副社長は溺愛御曹司
「あ、ちょうどよかった、今、お前のPC、どんな状態?」
執務室に入るなり訊かれ、ログオフです、と答えると、ラッキー、とヤマトさんが自作のPCのほうで、何か打ちはじめた。
「ちょっと、リモートでいじるよ。メインのPCは、suzuko-kamiyaのほうだよね」
「はい」
何をしているんだろうと、持ってきた書類をデスクの見やすいところに伏せ、飲み物とトレイをサイドデスクに置く。
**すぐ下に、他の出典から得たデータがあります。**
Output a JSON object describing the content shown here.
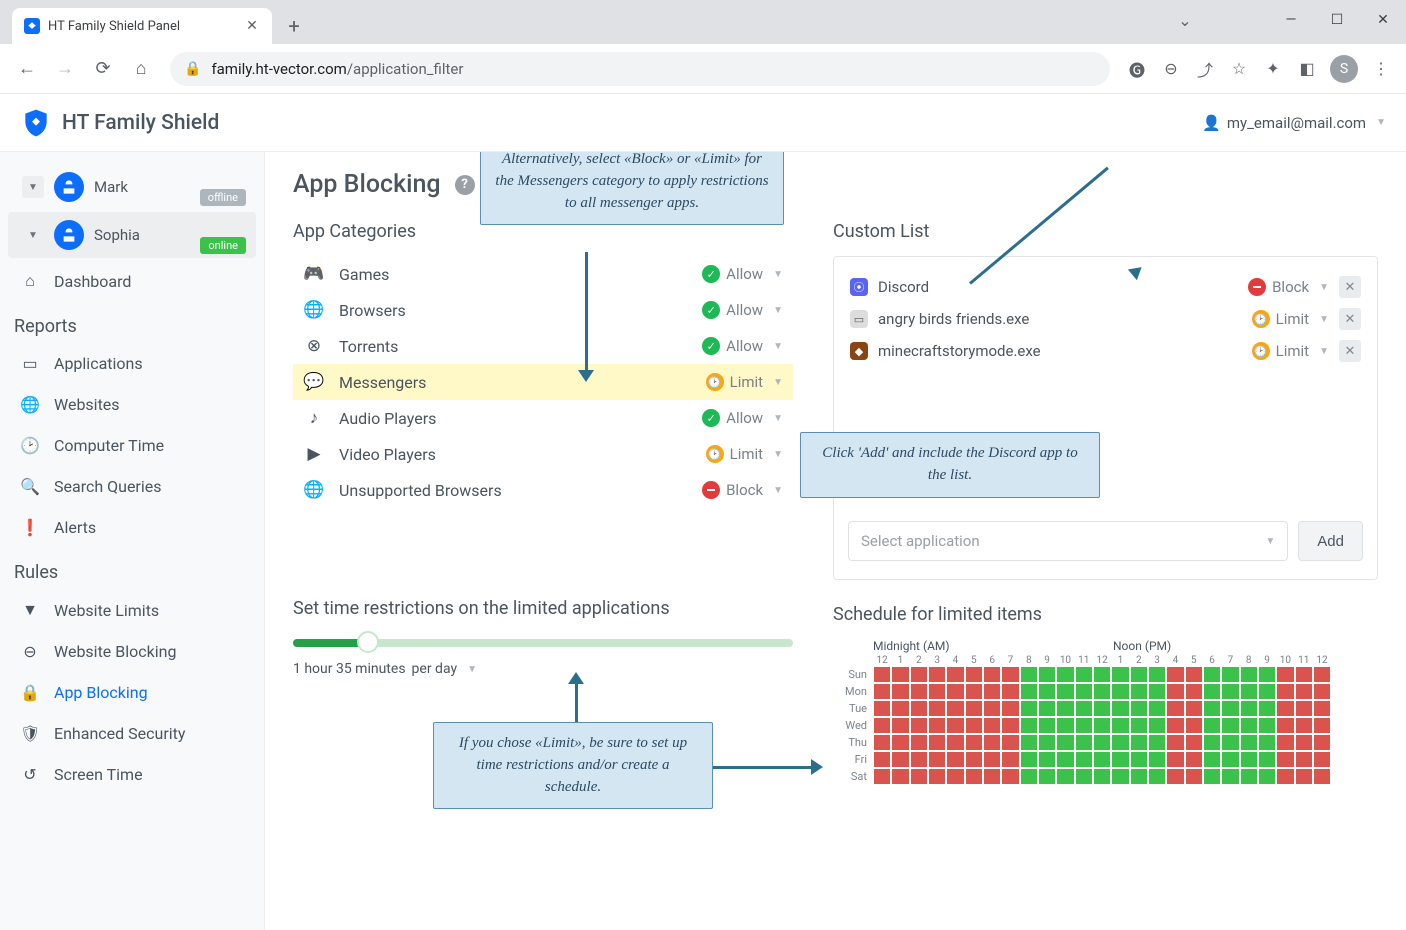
{
  "browser": {
    "tab_title": "HT Family Shield Panel",
    "url_host": "family.ht-vector.com",
    "url_path": "/application_filter",
    "profile_initial": "S"
  },
  "app": {
    "brand": "HT Family Shield",
    "account_email": "my_email@mail.com"
  },
  "sidebar": {
    "users": [
      {
        "name": "Mark",
        "status": "offline"
      },
      {
        "name": "Sophia",
        "status": "online"
      }
    ],
    "dashboard": "Dashboard",
    "section_reports": "Reports",
    "reports": [
      {
        "label": "Applications"
      },
      {
        "label": "Websites"
      },
      {
        "label": "Computer Time"
      },
      {
        "label": "Search Queries"
      },
      {
        "label": "Alerts"
      }
    ],
    "section_rules": "Rules",
    "rules": [
      {
        "label": "Website Limits"
      },
      {
        "label": "Website Blocking"
      },
      {
        "label": "App Blocking"
      },
      {
        "label": "Enhanced Security"
      },
      {
        "label": "Screen Time"
      }
    ]
  },
  "page": {
    "title": "App Blocking",
    "categories_title": "App Categories",
    "categories": [
      {
        "label": "Games",
        "state": "Allow"
      },
      {
        "label": "Browsers",
        "state": "Allow"
      },
      {
        "label": "Torrents",
        "state": "Allow"
      },
      {
        "label": "Messengers",
        "state": "Limit"
      },
      {
        "label": "Audio Players",
        "state": "Allow"
      },
      {
        "label": "Video Players",
        "state": "Limit"
      },
      {
        "label": "Unsupported Browsers",
        "state": "Block"
      }
    ],
    "custom_title": "Custom List",
    "custom_items": [
      {
        "label": "Discord",
        "state": "Block"
      },
      {
        "label": "angry birds friends.exe",
        "state": "Limit"
      },
      {
        "label": "minecraftstorymode.exe",
        "state": "Limit"
      }
    ],
    "select_placeholder": "Select application",
    "add_button": "Add",
    "time_restrict_title": "Set time restrictions on the limited applications",
    "slider_value": "1 hour 35 minutes",
    "slider_unit": "per day",
    "schedule_title": "Schedule for limited items",
    "schedule_am": "Midnight (AM)",
    "schedule_pm": "Noon (PM)",
    "schedule_hours": [
      "12",
      "1",
      "2",
      "3",
      "4",
      "5",
      "6",
      "7",
      "8",
      "9",
      "10",
      "11",
      "12",
      "1",
      "2",
      "3",
      "4",
      "5",
      "6",
      "7",
      "8",
      "9",
      "10",
      "11",
      "12"
    ],
    "schedule_days": [
      "Sun",
      "Mon",
      "Tue",
      "Wed",
      "Thu",
      "Fri",
      "Sat"
    ],
    "schedule_grid": [
      "rrrrrrrrggggggggrrggggrrr",
      "rrrrrrrrggggggggrrggggrrr",
      "rrrrrrrrggggggggrrggggrrr",
      "rrrrrrrrggggggggrrggggrrr",
      "rrrrrrrrggggggggrrggggrrr",
      "rrrrrrrrggggggggrrggggrrr",
      "rrrrrrrrggggggggrrggggrrr"
    ]
  },
  "callouts": {
    "top": "Alternatively, select «Block» or «Limit» for the Messengers category to apply restrictions to all messenger apps.",
    "right": "Click 'Add' and include the Discord app to the list.",
    "bottom": "If you chose «Limit», be sure to set up time restrictions and/or create a schedule."
  }
}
「開発に行く前に、現場のデータベースとか、見ておいたほうがいいと思うからさ。環境、整えておくよ」
「え、ありがとうございます!」
「ひとつのプロジェクトを、最初から追っていくと、わかりやすいと思うんだよな」
うーん、と考えこむように、拳を口にあてる。
少しして、よし、とまたキーを叩きはじめた。
目まぐるしく変わる画面に、どうしてPCの扱いに慣れてる人って、マウスをほとんど使わず操作できるんだろうと不思議になる。
「カズのいるプロジェクトにしよう。あそこは、流れが綺麗だから」
私もインストールしてあるグループウェアのトップに、いくつかのデータベースのサムネイルが追加された。
よく見ようと、デスクを回って、ヤマトさんの椅子の隣に立つ。
「お金の流れなんかは、まだ無視していいけど。企画からバージョンAあたりまでは、全部のトピックをチェックして…うわっ」
一緒に画面をのぞきこんでいたら、ふいにこちらを向いたヤマトさんが、突然、変な声を上げた。
驚いて見返すと、なぜか椅子ごと少し距離を置いた彼が、じろっと見あげてくる。